The choice of Pegasus is not just a logistics quirk. It is also a time and access story. NASA is effectively running out of margin for Swift. Swift’s $500 million observatory was launched in November 2004 to study gamma-ray bursts and other high-energy events, and while it has operated for more than 20 years, it still provides scientific value. But orbit mechanics do not care about mission history. As atmospheric drag rises, the path towards loss accelerates at the edges of higher LEO. NASA chose Pegasus for this mission in part because its air-launched deployment gives flexibility to enter hard-to-reach orbital inclinations that some major spaceports cannot support as easily. For this rescue, that matters: LINK is being targeted to reach Swift’s low 20.6-degree inclination relative to Earth’s equator.

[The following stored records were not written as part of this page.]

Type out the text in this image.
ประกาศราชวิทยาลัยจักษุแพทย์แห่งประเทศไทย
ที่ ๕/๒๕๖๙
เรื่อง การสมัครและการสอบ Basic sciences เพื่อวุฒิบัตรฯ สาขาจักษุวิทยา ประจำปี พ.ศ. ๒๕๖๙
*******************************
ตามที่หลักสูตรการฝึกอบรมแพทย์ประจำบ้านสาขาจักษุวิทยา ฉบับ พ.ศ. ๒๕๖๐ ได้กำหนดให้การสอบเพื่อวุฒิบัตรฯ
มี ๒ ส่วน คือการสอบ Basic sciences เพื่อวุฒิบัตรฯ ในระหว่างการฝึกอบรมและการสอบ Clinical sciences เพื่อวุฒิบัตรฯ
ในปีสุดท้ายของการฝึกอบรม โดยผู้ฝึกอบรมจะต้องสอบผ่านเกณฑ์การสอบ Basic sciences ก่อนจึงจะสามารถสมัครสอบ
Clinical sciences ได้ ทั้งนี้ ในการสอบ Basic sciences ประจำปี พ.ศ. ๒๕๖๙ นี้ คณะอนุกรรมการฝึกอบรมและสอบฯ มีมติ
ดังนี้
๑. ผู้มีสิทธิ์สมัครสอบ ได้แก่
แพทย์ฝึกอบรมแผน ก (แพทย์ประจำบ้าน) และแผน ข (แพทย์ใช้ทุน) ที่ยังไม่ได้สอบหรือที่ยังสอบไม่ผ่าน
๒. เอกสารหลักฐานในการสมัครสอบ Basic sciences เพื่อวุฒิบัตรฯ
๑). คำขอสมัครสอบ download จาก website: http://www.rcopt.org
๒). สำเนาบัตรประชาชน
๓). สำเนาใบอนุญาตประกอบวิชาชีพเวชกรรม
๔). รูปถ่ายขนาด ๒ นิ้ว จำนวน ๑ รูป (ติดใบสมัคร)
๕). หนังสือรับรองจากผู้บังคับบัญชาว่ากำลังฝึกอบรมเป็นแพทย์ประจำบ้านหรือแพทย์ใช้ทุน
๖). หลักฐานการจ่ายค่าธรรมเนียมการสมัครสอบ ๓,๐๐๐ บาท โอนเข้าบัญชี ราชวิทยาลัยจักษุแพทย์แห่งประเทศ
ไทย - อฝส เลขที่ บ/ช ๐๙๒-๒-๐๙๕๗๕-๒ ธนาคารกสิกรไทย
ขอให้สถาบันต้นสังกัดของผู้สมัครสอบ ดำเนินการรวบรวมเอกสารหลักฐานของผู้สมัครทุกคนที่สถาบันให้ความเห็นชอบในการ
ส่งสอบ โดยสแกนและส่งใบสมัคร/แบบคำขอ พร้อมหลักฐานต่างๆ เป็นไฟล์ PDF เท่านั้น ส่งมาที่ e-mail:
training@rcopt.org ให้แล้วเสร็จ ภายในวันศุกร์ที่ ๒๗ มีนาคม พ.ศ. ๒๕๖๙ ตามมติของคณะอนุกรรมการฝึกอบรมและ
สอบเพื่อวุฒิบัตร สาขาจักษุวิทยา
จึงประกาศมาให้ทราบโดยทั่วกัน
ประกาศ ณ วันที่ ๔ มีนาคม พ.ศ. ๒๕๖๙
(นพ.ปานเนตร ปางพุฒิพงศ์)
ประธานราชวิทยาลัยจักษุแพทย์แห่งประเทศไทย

Once Pegasus releases LINK into space, the Katalyst spacecraft has to do the hard part: find Swift, then grapple it. After release from Pegasus’ payload bay and initial system checkouts, LINK will begin a long course to rendezvous with the observatory. Before any grab is attempted, LINK will spend two to three weeks performing observations of Swift to assess optimal grapple points. That observation window is a quiet but important reminder of why this is not a quick cinematic grab-and-go. Robotic servicing, especially when the target is an uncrewed U.S. government satellite that was never built for servicing, requires planning, alignment, and careful capture choices.
LINK is about 4.9 feet (1.5 m) tall and equipped with three robotic arms built to capture Swift, which stretches about 12.7 feet (3.9 m). After Swift is secured, LINK will fire a set of gentle ion thrusters that slowly raise the pair’s orbit over the next several months. The operational goal is to return Swift to its original altitude of about 373 miles (600 km). NASA’s expectation is that this will extend the observatory’s life expectancy by a number of years, assuming its systems continue to operate as designed.
This mission is also a budget signal and a capability test. Even with urgency and relatively short notice, the entire Swift rescue mission and launch only cost NASA $30 million. NASA frames the logic on the Swift Boost mission page: while NASA could have allowed Swift to re-enter the atmosphere, the situation presented an opportunity to demonstrate a key capability for the future of space exploration. NASA also says this daring approach extends Swift’s scientific lifetime and is more affordable than replacing the observatory’s unique capabilities.
Finally, the selection and timing underscore how unusual this is. NASA selected Katalyst for the task in September 2025, with less than a year to carry out LINK’s design, manufacture, and testing. LINK is also poised to be the first private spacecraft to attempt to capture an uncrewed U.S. government satellite. That “first” matters beyond the mission timeline. It is an executable reference point for how public agencies and private providers might handle life extension, orbital risk, and on-orbit servicing when the original hardware cannot do anything to save itself.